Grilled Steak Kabobs (Printable)

Marinated steak and vibrant vegetables skewered and grilled until lightly charred for a smoky, crowd-pleasing main.

# What You'll Need:

→ Steak & Marinade

01 - 1.5 lbs sirloin or ribeye steak, cut into 1.5-inch cubes
02 - 1/4 cup olive oil
03 - 3 tbsp soy sauce (use gluten-free if needed)
04 - 2 tbsp Worcestershire sauce
05 - 2 tbsp fresh lemon juice
06 - 3 cloves garlic, minced
07 - 1 tbsp honey
08 - 1 tsp dried oregano
09 - 1/2 tsp freshly ground black pepper
10 - 1/2 tsp salt

→ Vegetables

11 - 1 large red bell pepper, cut into 1.5-inch pieces
12 - 1 large green bell pepper, cut into 1.5-inch pieces
13 - 1 medium red onion, cut into wedges
14 - 8 oz cremini or button mushrooms, cleaned and halved if large
15 - 1 medium zucchini, sliced into thick rounds

→ For Grilling

16 - Wooden or metal skewers (if using wooden, soak in water 30 minutes)

# How To Make:

01 - In a large mixing bowl, whisk together the olive oil, soy sauce, Worcestershire sauce, fresh lemon juice, minced garlic, honey, dried oregano, black pepper, and salt until well combined.
02 - Add the steak cubes to the marinade and toss to coat evenly.

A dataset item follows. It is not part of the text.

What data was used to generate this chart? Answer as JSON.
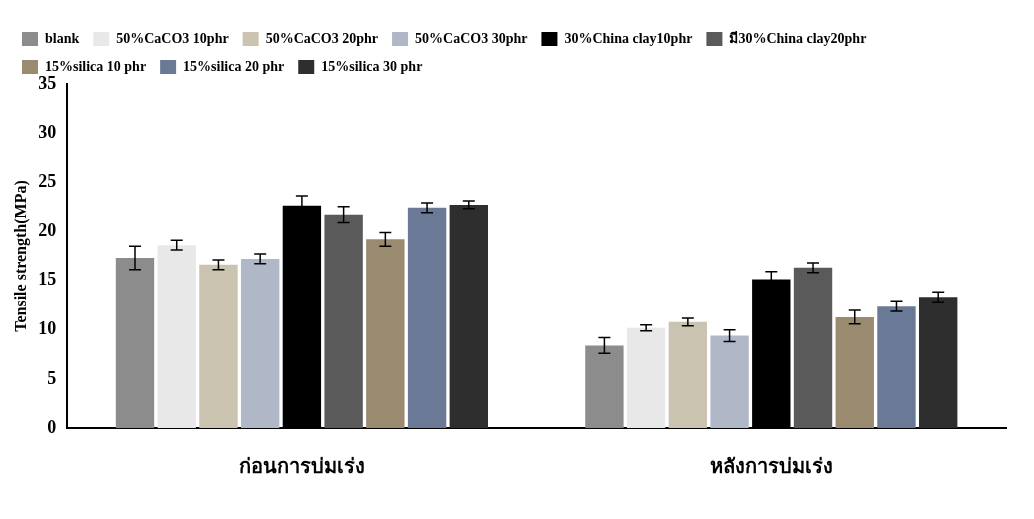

Cover the bowl and refrigerate for at least 45 minutes, or up to 2 hours for optimal flavor development.
03 - Thread the marinated steak cubes and prepared vegetables alternately onto the skewers, distributing ingredients evenly across each skewer.
04 - Preheat your grill to medium-high heat. Lightly oil the grill grates to prevent sticking.
05 - Place the skewers on the grill and cook for 10 to 12 minutes, turning every 2 to 3 minutes, until the steak reaches your desired doneness and the vegetables are lightly charred.
06 - Remove the kabobs from the grill and let them rest for 5 minutes before serving to allow the juices to redistribute.

# Expert Tips:

01 -
  • The marinade does all the heavy lifting, so you look like a genius with almost zero effort.
  • Everything cooks on one stick, which means fewer dishes and more time to actually enjoy your guests.
02 -
  • I once pulled skewers off too early because I was hungry and the meat was still gray inside, patience really matters here.
  • Soak those wooden skewers for the full 30 minutes or you will be fishing burnt sticks off the grill.
03 -
  • Cut all your vegetables the same size as the steak cubes so nothing overcooks while waiting for something else to catch up.
  • Save a spoonful of marinade before the raw meat goes in and brush it on the vegetables as they grill for an extra layer of flavor.